Ohio State law Professor Christopher Walker was “somewhat surprised” by the decision, he told us. “Because this is a case about the agency’s ability to determine its own authority or jurisdiction, I thought the Court could have gone in the direction of no deference,” he said by email. He analogized it to authority questions in arbitration, where courts -- not arbitrators -- generally have the authority to determine whether the parties agreed to arbitrate. “The Court’s decision should make it easier for agencies to win the deference lottery,” Walker said. “Justice Scalia’s opinion for the Court clears out some of the underbrush caused by the Court’s previous decision in Mead about when Chevron deference applies.” Walker said Scalia provided a bright-line rule when he wrote that “the preconditions to deference under Chevron are satisfied because Congress has unambiguously vested the FCC with general authority to administer the Communications Act through rulemaking and adjudication, and the agency interpretation at issue was promulgated in the exercise of that authority.”
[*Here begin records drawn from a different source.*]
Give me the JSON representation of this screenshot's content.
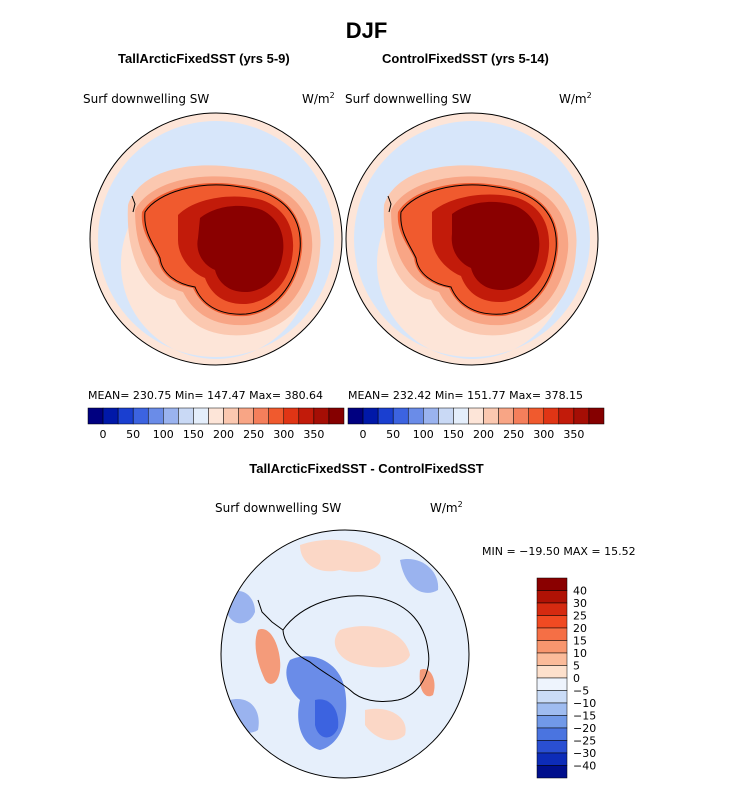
{
  "title": "DJF",
  "colors": {
    "scale": [
      "#000080",
      "#0018a8",
      "#1a3fd0",
      "#3c63e0",
      "#6a8ce8",
      "#9ab3ef",
      "#c9d9f5",
      "#e4eefb",
      "#fde5d8",
      "#fbc8b0",
      "#f8a585",
      "#f57f5b",
      "#f05a2e",
      "#e03515",
      "#c21b0a",
      "#a50e05",
      "#850000"
    ],
    "ocean": "#d7e6fa",
    "antarctica_mid": "#f05a2e",
    "antarctica_core": "#8a0000"
  },
  "panels": [
    {
      "title": "TallArcticFixedSST (yrs 5-9)",
      "variable": "Surf downwelling SW",
      "units": "W/m",
      "units_exp": "2",
      "stats": "MEAN= 230.75   Min= 147.47   Max= 380.64"
    },
    {
      "title": "ControlFixedSST (yrs 5-14)",
      "variable": "Surf downwelling SW",
      "units": "W/m",
      "units_exp": "2",
      "stats": "MEAN= 232.42   Min= 151.77   Max= 378.15"
    }
  ],
  "colorbar_top": {
    "tick_labels": [
      "0",
      "50",
      "100",
      "150",
      "200",
      "250",
      "300",
      "350"
    ]
  },
  "difference": {
    "title": "TallArcticFixedSST - ControlFixedSST",
    "variable": "Surf downwelling SW",
    "units": "W/m",
    "units_exp": "2",
    "stats": "MIN = −19.50  MAX =   15.52",
    "colorbar_labels": [
      "40",
      "30",
      "25",
      "20",
      "15",
      "10",
      "5",
      "0",
      "−5",
      "−10",
      "−15",
      "−20",
      "−25",
      "−30",
      "−40"
    ],
    "colorbar_colors": [
      "#8a0000",
      "#b01205",
      "#d52a10",
      "#f04a22",
      "#f56f45",
      "#f8966e",
      "#fbbb9a",
      "#fde0cc",
      "#eef4fd",
      "#cadcf7",
      "#9fbcf0",
      "#7199e8",
      "#4a74e0",
      "#2a4fd2",
      "#0d2cb8",
      "#000f8c"
    ],
    "red_blob": "#f49b7a",
    "blue_blob": "#6a8ce8",
    "deep_blue_blob": "#3c63e0",
    "bg": "#e6effb"
  }
}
"By upholding the shot clock, the Supreme Court properly recognizes that the FCC was well within its authority to clarify a reasonable period of time for local consideration of wireless facility siting applications,” said PCIA President Jonathan Adelstein in a statement. “It’s an example of forward-thinking agency action to enable wireless infrastructure, the backbone of wireless networks, to expand access to innovative services and devices.”
The Competitive Carriers Association “applauds” the decision, which affirms the commission’s interpretation of the phrase “reasonable period of time,” said CCA President Steven Berry. CCA and T-Mobile in December filed a joint amicus brief in support of the FCC. “Consumers should not have to bear the burden of delays in network expansion because their carriers’ applications are tied up in administrative processes,” said Berry in a statement. “The Court made the right decision today, and I am hopeful state and local authorities will move these applications more quickly in the future for the benefit of the industry and consumers.” T-Mobile said it was “pleased” by the decision.
Free Press is glad to see the Supreme Court affirming the FCC’s discretion to interpret the statute properly,” said Policy Director Matt Wood, not commenting on the merits of the agency’s tower-siting shot clock. “Of course, that doesn’t mean that the FCC always gets it right.” Wood expects the decision will help the agency in its court battles over net neutrality and other issues.